Thursday, August 23, 2018

Bondage Crisis?

I think I preferred the 'silly season' when it was all stories about UFOs, poltergeists and the Loch Ness monster.  Nowadays, most tabloids seem to print that sort of stuff all year round and the 'quality' press would never touch it with a barge pole.  Which means that, right now, the press are desperate to fill their pages with just about any old tat dressed up as a 'real' new story.  Hence, in today's Guardian we get served a ridiculous and poorly researched piece on how the Bond franchise is in 'crisis' because Danny Boyle has stepped down as director with only months to go before shooting is set to commence on the next film.  Apparently, this could delay production and release dates and even result in Daniel Craig leaving the series.  All utter nonsense with no evidence to back up these claims.  For one thing, it overestimates the importance of a director to the success of commercial films, particularly big budget behemoths like Bond movies.  Many films have suffered enforced directorial changes whilst actually in production, yet have not suffered at the box office, (The Wizard of Oz springs to mind - accredited to Victor Fleming, two or three other directors also worked on it, most notably King Vidor who shot the black and white sequences topping and tailing the film).  Previous Bond movies have also gone into production with incomplete scripts (Tomorrow Never Dies and Quantum of Solace, for example) yet have still performed at he box office.
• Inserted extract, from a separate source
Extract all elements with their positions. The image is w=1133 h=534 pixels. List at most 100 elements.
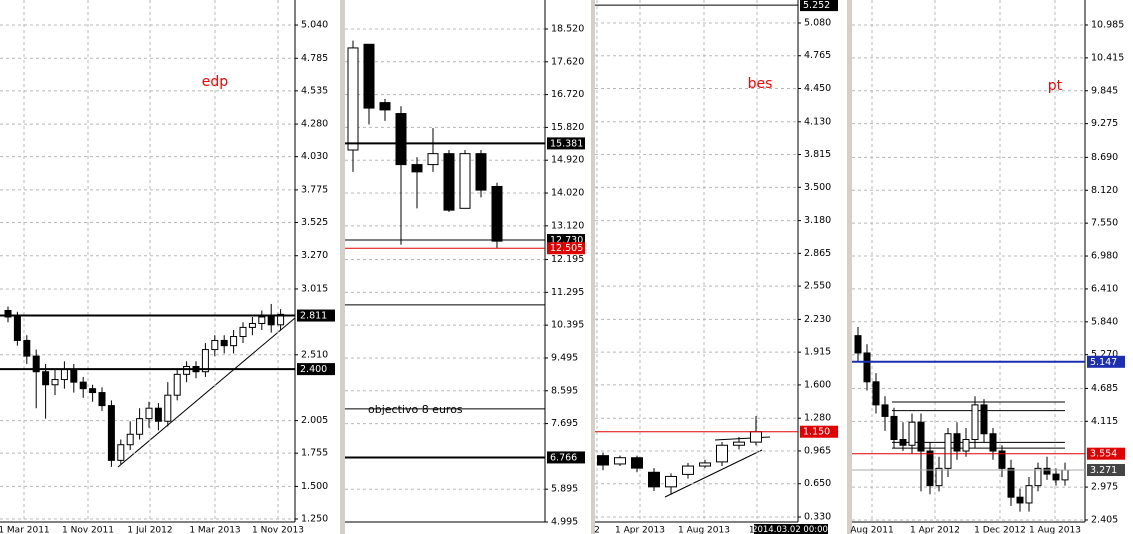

But, of course, this is different somehow.  Apparently the Danny Boyle script was just too topical for a Bond movie, the writer of the article claims, leading to 'artistic differences' with Eon Productions.  Which seems unlikely, as, since the latter few Roger Moore films, the Bond movies have increasingly drawn upon current events to inspire their scripts, in order to keep them feeling relevant to contemporary audiences.  This is another case, I suspect, of my pet hate - people who write about films they haven't actually seen.  Besides, if Eon really didn't like the script Boyle wanted to direct from, they've supposedly already got another complete script, written before Boyle came on board, to fall back on.  But, as if this concoction of supposition, half truths and basic ignorance wsn't enough, later on in the same edition of The Guardian we had another opinion piece on Bond, this time telling us (again) that the franchise was played out and simply couldn't be modernised.  Which, again, shows a willful ignorance of the series as a whole.  The producers have proven surprisingly adept at subtly adapting the character, subject matter and style of the movies in order to ensure that they chime with contemporary audiences, successfully seeing off would be rivals into the bargain.  Again, try watching the bloody films before you try commenting on them.